DISCOVERING or deciding who one is as an artist can take years. Being able to draw, paint, or sculpt isn't enough. One must also have focus and determination - to say nothing of a clear idea of one's strengths and weaknesses and of what art is all about. Without these qualities, one will almost certainly remain a talent without direction, experimenting with one style or subject after another, hoping desperately to find the one that will lead to fame and fortune. One problem is having something interesting or significant to ``say.'' Another, knowing how to translate that into a painting, wood engraving, bronze - or possibly even a video performance. And still another, sensing what is essential or contributory to the production of art and what is irrelevant or damaging. Nothing is more important than that. Many a young painter or sculptor has failed by attempting to force primarily literary ideas into paintings or prints, or by inundating his or her work with too much detail or evidence of skill.

But even with these matters under control, and with a particular style or approach chosen and tentatively shaped, the beginning artist still has a major obstacle to overcome: the pressures brought about by ambition and the competitive spirit to, on the one hand, conform blindly, and on the other, be as outrageous as possible in order to attract attention.

The temptation to do things the easy way, to take advantage of whatever shortcut or gimmick presents itself, is particularly great in an art world as open and confusing as today's. We need only imagine the wildest type of painting or the most extravagant form of sculpture to discover that someone has already exhibited it - or is scheduled to do so in a month or two.

All this has significantly altered our viewing habits and/or expectations. We visit galleries and museums of contemporary art more to be amazed, titillated, and entertained than to be moved or enriched. If we want the latter, we know we need only trundle over to any museum displaying Old Masters and have our fill of its Rembrandts, Vermeers, and C'ezannes.

But why this separation? This division between art that moves and enriches and art that provides and entertains? Is modernism to blame? Or is it more the result of our increasing pressure on artists of all ages to perform as brilliantly and cleverly as possible - even before they have anything individual or significant to communicate?

Whatever the reason, some of the blame must be laid at the feet of our inordinate passion for the new. Creative maturity interests us less than the first dramatic stirrings of talent, especially if it promises novel and exciting alternatives to what we already have. Once talent begins to realize itself and becomes a known commodity, however, we tend to lose interest in it, and to shift our attention to even newer and more startlingly unprecedented work.

No wonder so many of our younger artists are confused or cynical, unwilling to commit themselves to the slow and often difficult process leading to genuine creative growth. Why hassle with integrity and ideals, after all, when it is easier and so much more rewarding to whip up something ``new'' every two or three years?

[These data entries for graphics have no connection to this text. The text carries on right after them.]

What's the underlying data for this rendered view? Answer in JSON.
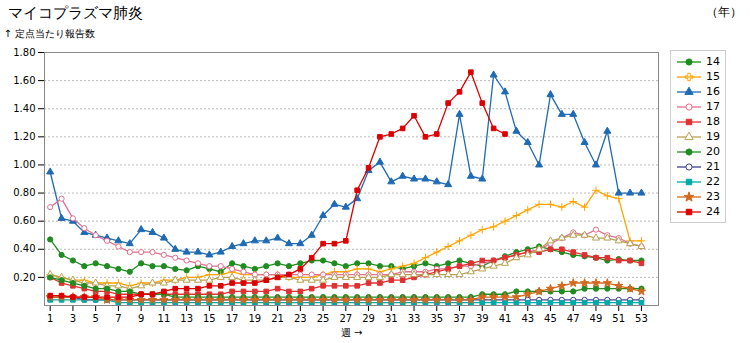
{
  "chart_data": {
    "type": "line",
    "title": "マイコプラズマ肺炎",
    "legend_title": "（年）",
    "xlabel": "週",
    "ylabel": "定点当たり報告数",
    "x": [
      1,
      2,
      3,
      4,
      5,
      6,
      7,
      8,
      9,
      10,
      11,
      12,
      13,
      14,
      15,
      16,
      17,
      18,
      19,
      20,
      21,
      22,
      23,
      24,
      25,
      26,
      27,
      28,
      29,
      30,
      31,
      32,
      33,
      34,
      35,
      36,
      37,
      38,
      39,
      40,
      41,
      42,
      43,
      44,
      45,
      46,
      47,
      48,
      49,
      50,
      51,
      52,
      53
    ],
    "xlim": [
      0.5,
      54.5
    ],
    "xticks": [
      1,
      3,
      5,
      7,
      9,
      11,
      13,
      15,
      17,
      19,
      21,
      23,
      25,
      27,
      29,
      31,
      33,
      35,
      37,
      39,
      41,
      43,
      45,
      47,
      49,
      51,
      53
    ],
    "ylim": [
      0,
      1.8
    ],
    "yticks": [
      {
        "value": 0.2,
        "label": "0.20"
      },
      {
        "value": 0.4,
        "label": "0.40"
      },
      {
        "value": 0.6,
        "label": "0.60"
      },
      {
        "value": 0.8,
        "label": "0.80"
      },
      {
        "value": 1.0,
        "label": "1.00"
      },
      {
        "value": 1.2,
        "label": "1.20"
      },
      {
        "value": 1.4,
        "label": "1.40"
      },
      {
        "value": 1.6,
        "label": "1.60"
      },
      {
        "value": 1.8,
        "label": "1.80"
      }
    ],
    "grid": "y",
    "legend": "right",
    "series": [
      {
        "name": "14",
        "color": "#1e8c1e",
        "marker": "circle",
        "values": [
          0.47,
          0.36,
          0.32,
          0.28,
          0.3,
          0.28,
          0.26,
          0.24,
          0.3,
          0.28,
          0.28,
          0.26,
          0.25,
          0.28,
          0.26,
          0.24,
          0.3,
          0.28,
          0.26,
          0.28,
          0.3,
          0.28,
          0.3,
          0.32,
          0.32,
          0.3,
          0.28,
          0.3,
          0.3,
          0.28,
          0.28,
          0.26,
          0.28,
          0.3,
          0.28,
          0.3,
          0.32,
          0.3,
          0.28,
          0.32,
          0.35,
          0.38,
          0.4,
          0.42,
          0.4,
          0.38,
          0.36,
          0.35,
          0.34,
          0.32,
          0.33,
          0.32,
          0.32
        ]
      },
      {
        "name": "15",
        "color": "#ffa500",
        "marker": "plus",
        "values": [
          0.22,
          0.2,
          0.18,
          0.18,
          0.16,
          0.16,
          0.16,
          0.14,
          0.16,
          0.16,
          0.18,
          0.18,
          0.2,
          0.2,
          0.22,
          0.22,
          0.24,
          0.22,
          0.22,
          0.22,
          0.22,
          0.2,
          0.2,
          0.2,
          0.22,
          0.24,
          0.24,
          0.26,
          0.26,
          0.24,
          0.26,
          0.28,
          0.3,
          0.34,
          0.38,
          0.42,
          0.46,
          0.5,
          0.54,
          0.56,
          0.6,
          0.64,
          0.68,
          0.72,
          0.72,
          0.7,
          0.74,
          0.7,
          0.82,
          0.78,
          0.76,
          0.46,
          0.46
        ]
      },
      {
        "name": "16",
        "color": "#1e6ab4",
        "marker": "triangle",
        "values": [
          0.95,
          0.62,
          0.6,
          0.52,
          0.5,
          0.48,
          0.46,
          0.44,
          0.54,
          0.52,
          0.48,
          0.4,
          0.38,
          0.38,
          0.36,
          0.38,
          0.42,
          0.44,
          0.46,
          0.46,
          0.48,
          0.44,
          0.44,
          0.5,
          0.64,
          0.72,
          0.7,
          0.76,
          0.96,
          1.02,
          0.88,
          0.92,
          0.9,
          0.9,
          0.88,
          0.86,
          1.36,
          0.92,
          0.9,
          1.64,
          1.52,
          1.24,
          1.16,
          1.0,
          1.5,
          1.36,
          1.36,
          1.16,
          1.0,
          1.24,
          0.8,
          0.8,
          0.8
        ]
      },
      {
        "name": "17",
        "color": "#e07090",
        "marker": "circle-open",
        "values": [
          0.7,
          0.76,
          0.62,
          0.55,
          0.5,
          0.46,
          0.42,
          0.38,
          0.38,
          0.38,
          0.36,
          0.34,
          0.32,
          0.3,
          0.28,
          0.28,
          0.26,
          0.24,
          0.22,
          0.22,
          0.22,
          0.22,
          0.22,
          0.22,
          0.22,
          0.22,
          0.22,
          0.22,
          0.22,
          0.22,
          0.22,
          0.24,
          0.24,
          0.24,
          0.26,
          0.26,
          0.28,
          0.28,
          0.3,
          0.32,
          0.34,
          0.36,
          0.38,
          0.4,
          0.44,
          0.48,
          0.52,
          0.5,
          0.54,
          0.5,
          0.48,
          0.44,
          0.42
        ]
      },
      {
        "name": "18",
        "color": "#e03030",
        "marker": "square",
        "values": [
          0.2,
          0.16,
          0.14,
          0.12,
          0.1,
          0.1,
          0.08,
          0.08,
          0.08,
          0.08,
          0.08,
          0.08,
          0.08,
          0.08,
          0.08,
          0.08,
          0.1,
          0.1,
          0.1,
          0.1,
          0.12,
          0.1,
          0.1,
          0.12,
          0.14,
          0.14,
          0.14,
          0.14,
          0.16,
          0.16,
          0.18,
          0.18,
          0.2,
          0.22,
          0.24,
          0.26,
          0.28,
          0.3,
          0.32,
          0.32,
          0.34,
          0.36,
          0.38,
          0.38,
          0.4,
          0.4,
          0.38,
          0.36,
          0.34,
          0.34,
          0.32,
          0.32,
          0.3
        ]
      },
      {
        "name": "19",
        "color": "#b8a050",
        "marker": "triangle-open",
        "values": [
          0.22,
          0.2,
          0.18,
          0.16,
          0.16,
          0.14,
          0.14,
          0.12,
          0.14,
          0.16,
          0.16,
          0.18,
          0.18,
          0.18,
          0.18,
          0.2,
          0.2,
          0.18,
          0.18,
          0.18,
          0.2,
          0.2,
          0.18,
          0.18,
          0.18,
          0.2,
          0.2,
          0.2,
          0.2,
          0.2,
          0.22,
          0.22,
          0.22,
          0.22,
          0.22,
          0.22,
          0.22,
          0.24,
          0.26,
          0.28,
          0.3,
          0.34,
          0.36,
          0.4,
          0.46,
          0.48,
          0.5,
          0.5,
          0.48,
          0.48,
          0.46,
          0.44,
          0.42
        ]
      },
      {
        "name": "20",
        "color": "#228B22",
        "marker": "circle",
        "values": [
          0.2,
          0.18,
          0.16,
          0.14,
          0.12,
          0.12,
          0.1,
          0.1,
          0.08,
          0.08,
          0.08,
          0.06,
          0.06,
          0.06,
          0.06,
          0.06,
          0.06,
          0.06,
          0.06,
          0.06,
          0.06,
          0.06,
          0.06,
          0.06,
          0.06,
          0.06,
          0.06,
          0.06,
          0.06,
          0.06,
          0.06,
          0.06,
          0.06,
          0.06,
          0.06,
          0.06,
          0.06,
          0.06,
          0.08,
          0.08,
          0.08,
          0.1,
          0.1,
          0.1,
          0.1,
          0.1,
          0.1,
          0.12,
          0.12,
          0.12,
          0.12,
          0.12,
          0.12
        ]
      },
      {
        "name": "21",
        "color": "#404090",
        "marker": "circle-open",
        "values": [
          0.06,
          0.06,
          0.06,
          0.04,
          0.04,
          0.04,
          0.04,
          0.04,
          0.04,
          0.04,
          0.04,
          0.04,
          0.04,
          0.04,
          0.04,
          0.04,
          0.04,
          0.04,
          0.04,
          0.04,
          0.04,
          0.04,
          0.04,
          0.04,
          0.04,
          0.04,
          0.04,
          0.04,
          0.04,
          0.04,
          0.04,
          0.04,
          0.04,
          0.04,
          0.04,
          0.04,
          0.04,
          0.04,
          0.04,
          0.04,
          0.04,
          0.04,
          0.04,
          0.04,
          0.04,
          0.04,
          0.04,
          0.04,
          0.04,
          0.04,
          0.04,
          0.04,
          0.04
        ]
      },
      {
        "name": "22",
        "color": "#00aaaa",
        "marker": "square",
        "values": [
          0.04,
          0.04,
          0.04,
          0.04,
          0.04,
          0.04,
          0.02,
          0.02,
          0.02,
          0.02,
          0.02,
          0.02,
          0.02,
          0.02,
          0.02,
          0.02,
          0.02,
          0.02,
          0.02,
          0.02,
          0.02,
          0.02,
          0.02,
          0.02,
          0.02,
          0.02,
          0.02,
          0.02,
          0.02,
          0.02,
          0.02,
          0.02,
          0.02,
          0.02,
          0.02,
          0.02,
          0.02,
          0.02,
          0.02,
          0.02,
          0.02,
          0.02,
          0.02,
          0.02,
          0.02,
          0.02,
          0.02,
          0.02,
          0.02,
          0.02,
          0.02,
          0.02,
          0.02
        ]
      },
      {
        "name": "23",
        "color": "#d2691e",
        "marker": "star",
        "values": [
          0.06,
          0.06,
          0.06,
          0.06,
          0.06,
          0.04,
          0.04,
          0.04,
          0.04,
          0.04,
          0.04,
          0.04,
          0.04,
          0.04,
          0.04,
          0.04,
          0.04,
          0.04,
          0.04,
          0.04,
          0.04,
          0.04,
          0.04,
          0.04,
          0.04,
          0.04,
          0.04,
          0.04,
          0.04,
          0.04,
          0.04,
          0.04,
          0.04,
          0.04,
          0.04,
          0.04,
          0.04,
          0.04,
          0.06,
          0.06,
          0.06,
          0.06,
          0.08,
          0.1,
          0.12,
          0.14,
          0.16,
          0.16,
          0.16,
          0.16,
          0.14,
          0.12,
          0.1
        ]
      },
      {
        "name": "24",
        "color": "#dd0000",
        "marker": "square",
        "values": [
          0.07,
          0.07,
          0.06,
          0.06,
          0.06,
          0.06,
          0.06,
          0.06,
          0.08,
          0.08,
          0.1,
          0.12,
          0.12,
          0.12,
          0.14,
          0.14,
          0.16,
          0.16,
          0.16,
          0.18,
          0.2,
          0.22,
          0.26,
          0.34,
          0.44,
          0.44,
          0.46,
          0.82,
          0.98,
          1.2,
          1.22,
          1.26,
          1.35,
          1.2,
          1.22,
          1.44,
          1.52,
          1.66,
          1.44,
          1.26,
          1.22,
          null,
          null,
          null,
          null,
          null,
          null,
          null,
          null,
          null,
          null,
          null,
          null
        ]
      }
    ]
  }
}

Ren'ee Ritter is one artist who continues year after year to nurture and deepen her talent in her own way and at her own pace. She and her loosely executed abstractions came to my attention six years ago during a huge, nationwide exhibition held in Madison Square Garden.

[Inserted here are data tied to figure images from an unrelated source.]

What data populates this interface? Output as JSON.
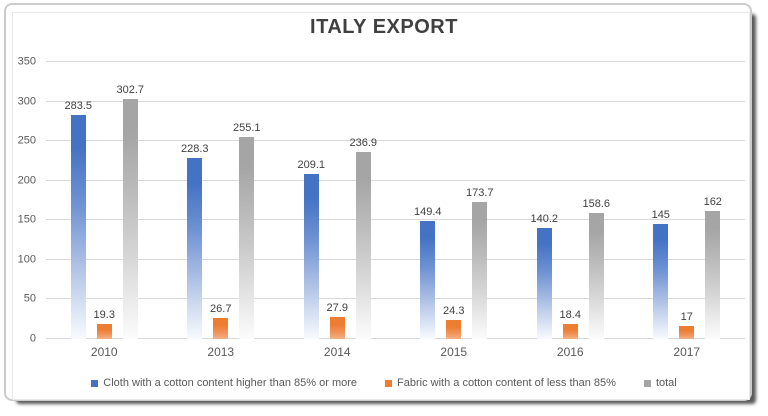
{
  "chart_data": {
    "type": "bar",
    "title": "ITALY EXPORT",
    "categories": [
      "2010",
      "2013",
      "2014",
      "2015",
      "2016",
      "2017"
    ],
    "series": [
      {
        "name": "Cloth with a cotton content higher than 85% or more",
        "color": "#4472C4",
        "values": [
          283.5,
          228.3,
          209.1,
          149.4,
          140.2,
          145
        ]
      },
      {
        "name": "Fabric with a cotton content of less than 85%",
        "color": "#ED7D31",
        "values": [
          19.3,
          26.7,
          27.9,
          24.3,
          18.4,
          17
        ]
      },
      {
        "name": "total",
        "color": "#A5A5A5",
        "values": [
          302.7,
          255.1,
          236.9,
          173.7,
          158.6,
          162
        ]
      }
    ],
    "ylim": [
      0,
      350
    ],
    "yticks": [
      0,
      50,
      100,
      150,
      200,
      250,
      300,
      350
    ],
    "grid": true,
    "legend_position": "bottom",
    "data_labels": true,
    "bar_fill_style": "vertical-gradient-fade-to-white",
    "colors": {
      "gridline": "#D9D9D9",
      "axis_text": "#595959",
      "data_label_text": "#404040",
      "title_text": "#404040",
      "frame_border": "#CBCBCB"
    }
  }
}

Her paintings were among the few on display (and there were literally thousands hanging in one booth after another), that had something worthwhile to ``say'' - and that said it intelligibly. True, her work was still rough and unformed, but the quality was there.

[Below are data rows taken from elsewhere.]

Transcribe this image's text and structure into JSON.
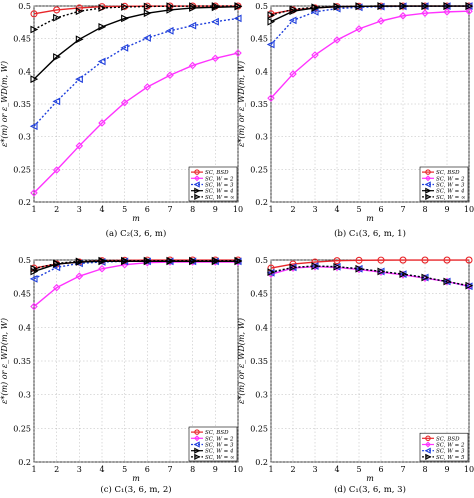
{
  "chart_data": [
    {
      "type": "line",
      "caption": "(a) C₂(3, 6, m)",
      "ylabel": "ε*(m) or ε_WD(m, W)",
      "xlabel": "m",
      "xlim": [
        1,
        10
      ],
      "ylim": [
        0.2,
        0.5
      ],
      "x": [
        1,
        2,
        3,
        4,
        5,
        6,
        7,
        8,
        9,
        10
      ],
      "xticks": [
        "1",
        "2",
        "3",
        "4",
        "5",
        "6",
        "7",
        "8",
        "9",
        "10"
      ],
      "yticks": [
        "0.2",
        "0.25",
        "0.3",
        "0.35",
        "0.4",
        "0.45",
        "0.5"
      ],
      "grid": true,
      "legend_position": "bottom-right",
      "series": [
        {
          "name": "SC, BSD",
          "color": "#e8262a",
          "marker": "circle",
          "dashed": false,
          "values": [
            0.488,
            0.494,
            0.497,
            0.499,
            0.4995,
            0.4998,
            0.4999,
            0.4999,
            0.4999,
            0.4999
          ]
        },
        {
          "name": "SC, W = 2",
          "color": "#ff33ff",
          "marker": "diamond",
          "dashed": false,
          "values": [
            0.214,
            0.249,
            0.286,
            0.321,
            0.352,
            0.376,
            0.394,
            0.409,
            0.42,
            0.428
          ]
        },
        {
          "name": "SC, W = 3",
          "color": "#1f3fdc",
          "marker": "triangle-left",
          "dashed": true,
          "values": [
            0.316,
            0.354,
            0.388,
            0.415,
            0.436,
            0.451,
            0.462,
            0.47,
            0.476,
            0.481
          ]
        },
        {
          "name": "SC, W = 4",
          "color": "#000000",
          "marker": "triangle-right",
          "dashed": false,
          "values": [
            0.388,
            0.422,
            0.449,
            0.468,
            0.481,
            0.489,
            0.494,
            0.497,
            0.498,
            0.499
          ]
        },
        {
          "name": "SC, W = ∞",
          "color": "#000000",
          "marker": "triangle-right",
          "dashed": true,
          "values": [
            0.464,
            0.482,
            0.492,
            0.497,
            0.4985,
            0.4993,
            0.4997,
            0.4998,
            0.4999,
            0.4999
          ]
        }
      ]
    },
    {
      "type": "line",
      "caption": "(b) C₁(3, 6, m, 1)",
      "ylabel": "ε*(m) or ε_WD(m, W)",
      "xlabel": "m",
      "xlim": [
        1,
        10
      ],
      "ylim": [
        0.2,
        0.5
      ],
      "x": [
        1,
        2,
        3,
        4,
        5,
        6,
        7,
        8,
        9,
        10
      ],
      "xticks": [
        "1",
        "2",
        "3",
        "4",
        "5",
        "6",
        "7",
        "8",
        "9",
        "10"
      ],
      "yticks": [
        "0.2",
        "0.25",
        "0.3",
        "0.35",
        "0.4",
        "0.45",
        "0.5"
      ],
      "grid": true,
      "legend_position": "bottom-right",
      "series": [
        {
          "name": "SC, BSD",
          "color": "#e8262a",
          "marker": "circle",
          "dashed": false,
          "values": [
            0.488,
            0.494,
            0.497,
            0.499,
            0.4995,
            0.4998,
            0.4999,
            0.4999,
            0.4999,
            0.4999
          ]
        },
        {
          "name": "SC, W = 2",
          "color": "#ff33ff",
          "marker": "diamond",
          "dashed": false,
          "values": [
            0.359,
            0.396,
            0.425,
            0.448,
            0.465,
            0.477,
            0.485,
            0.489,
            0.491,
            0.492
          ]
        },
        {
          "name": "SC, W = 3",
          "color": "#1f3fdc",
          "marker": "triangle-left",
          "dashed": true,
          "values": [
            0.441,
            0.478,
            0.491,
            0.496,
            0.498,
            0.499,
            0.4995,
            0.4997,
            0.4998,
            0.4999
          ]
        },
        {
          "name": "SC, W = 4",
          "color": "#000000",
          "marker": "triangle-right",
          "dashed": false,
          "values": [
            0.476,
            0.492,
            0.497,
            0.499,
            0.4995,
            0.4998,
            0.4999,
            0.4999,
            0.4999,
            0.4999
          ]
        },
        {
          "name": "SC, W = ∞",
          "color": "#000000",
          "marker": "triangle-right",
          "dashed": true,
          "values": [
            0.486,
            0.495,
            0.498,
            0.499,
            0.4997,
            0.4999,
            0.4999,
            0.4999,
            0.4999,
            0.4999
          ]
        }
      ]
    },
    {
      "type": "line",
      "caption": "(c) C₁(3, 6, m, 2)",
      "ylabel": "ε*(m) or ε_WD(m, W)",
      "xlabel": "m",
      "xlim": [
        1,
        10
      ],
      "ylim": [
        0.2,
        0.5
      ],
      "x": [
        1,
        2,
        3,
        4,
        5,
        6,
        7,
        8,
        9,
        10
      ],
      "xticks": [
        "1",
        "2",
        "3",
        "4",
        "5",
        "6",
        "7",
        "8",
        "9",
        "10"
      ],
      "yticks": [
        "0.2",
        "0.25",
        "0.3",
        "0.35",
        "0.4",
        "0.45",
        "0.5"
      ],
      "grid": true,
      "legend_position": "bottom-right",
      "series": [
        {
          "name": "SC, BSD",
          "color": "#e8262a",
          "marker": "circle",
          "dashed": false,
          "values": [
            0.488,
            0.494,
            0.497,
            0.499,
            0.4995,
            0.4998,
            0.4999,
            0.4999,
            0.4999,
            0.4999
          ]
        },
        {
          "name": "SC, W = 2",
          "color": "#ff33ff",
          "marker": "diamond",
          "dashed": false,
          "values": [
            0.431,
            0.459,
            0.476,
            0.487,
            0.493,
            0.496,
            0.497,
            0.497,
            0.497,
            0.497
          ]
        },
        {
          "name": "SC, W = 3",
          "color": "#1f3fdc",
          "marker": "triangle-left",
          "dashed": true,
          "values": [
            0.472,
            0.489,
            0.495,
            0.497,
            0.498,
            0.498,
            0.498,
            0.498,
            0.498,
            0.498
          ]
        },
        {
          "name": "SC, W = 4",
          "color": "#000000",
          "marker": "triangle-right",
          "dashed": false,
          "values": [
            0.483,
            0.494,
            0.497,
            0.498,
            0.498,
            0.498,
            0.498,
            0.498,
            0.498,
            0.498
          ]
        },
        {
          "name": "SC, W = ∞",
          "color": "#000000",
          "marker": "triangle-right",
          "dashed": true,
          "values": [
            0.487,
            0.495,
            0.498,
            0.499,
            0.499,
            0.499,
            0.499,
            0.499,
            0.499,
            0.499
          ]
        }
      ]
    },
    {
      "type": "line",
      "caption": "(d) C₁(3, 6, m, 3)",
      "ylabel": "ε*(m) or ε_WD(m, W)",
      "xlabel": "m",
      "xlim": [
        1,
        10
      ],
      "ylim": [
        0.2,
        0.5
      ],
      "x": [
        1,
        2,
        3,
        4,
        5,
        6,
        7,
        8,
        9,
        10
      ],
      "xticks": [
        "1",
        "2",
        "3",
        "4",
        "5",
        "6",
        "7",
        "8",
        "9",
        "10"
      ],
      "yticks": [
        "0.2",
        "0.25",
        "0.3",
        "0.35",
        "0.4",
        "0.45",
        "0.5"
      ],
      "grid": true,
      "legend_position": "bottom-right",
      "series": [
        {
          "name": "SC, BSD",
          "color": "#e8262a",
          "marker": "circle",
          "dashed": false,
          "values": [
            0.488,
            0.494,
            0.497,
            0.499,
            0.4995,
            0.4998,
            0.4999,
            0.4999,
            0.4999,
            0.4999
          ]
        },
        {
          "name": "SC, W = 2",
          "color": "#ff33ff",
          "marker": "diamond",
          "dashed": false,
          "values": [
            0.479,
            0.488,
            0.49,
            0.489,
            0.486,
            0.482,
            0.478,
            0.473,
            0.468,
            0.461
          ]
        },
        {
          "name": "SC, W = 3",
          "color": "#1f3fdc",
          "marker": "triangle-left",
          "dashed": true,
          "values": [
            0.481,
            0.489,
            0.491,
            0.49,
            0.487,
            0.483,
            0.479,
            0.474,
            0.468,
            0.461
          ]
        },
        {
          "name": "SC, W = 5",
          "color": "#000000",
          "marker": "triangle-right",
          "dashed": true,
          "values": [
            0.482,
            0.489,
            0.491,
            0.49,
            0.487,
            0.483,
            0.479,
            0.474,
            0.468,
            0.462
          ]
        }
      ]
    }
  ]
}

I saw several of her shows over the next few years and was pleasantly surprised every time. Using a modified Abstract Expressionist approach - one that drew as heavily on Eastern calligraphic and landscape devices as on the imagery of Motherwell and Kline - she was slowly but surely forging a personal and highly effective art for herself. Every exhibition represented an advance, both in execution and conception, and indicated that it wouldn't be long before she would be an artist of substance and accomplishment.

Her recent show at New York's Viridian Gallery proved that that time has come. A good half of the collage paintings on view were truly masterful and possessed the authority, elegance, and simplicity that comes only from years of concentrated, committed effort. And the other pieces were only minimally short of that level.

I was particularly impressed by the power and subtlety of her images, and by her ability to fuse starkly calligraphic and complex collage elements into works of remarkable depth and range. Only a special and finely honed sensibility could juxtapose sweeping or rigidly controlled brush strokes, merchandising and address labels, newspaper fragments, photographs, stamps, and other odds and ends in so effectively poetic a manner.

There's no doubt she's an artist and that she has ``arrived.'' And she has because she's used her talents to embody and communicate what intuition and experience have revealed to her of the beauty and meaning of life. Others may prance about and preen in order to attract attention, but Ren'ee Ritter will continue as before: modestly and without deviating from what moves and concerns her most deeply.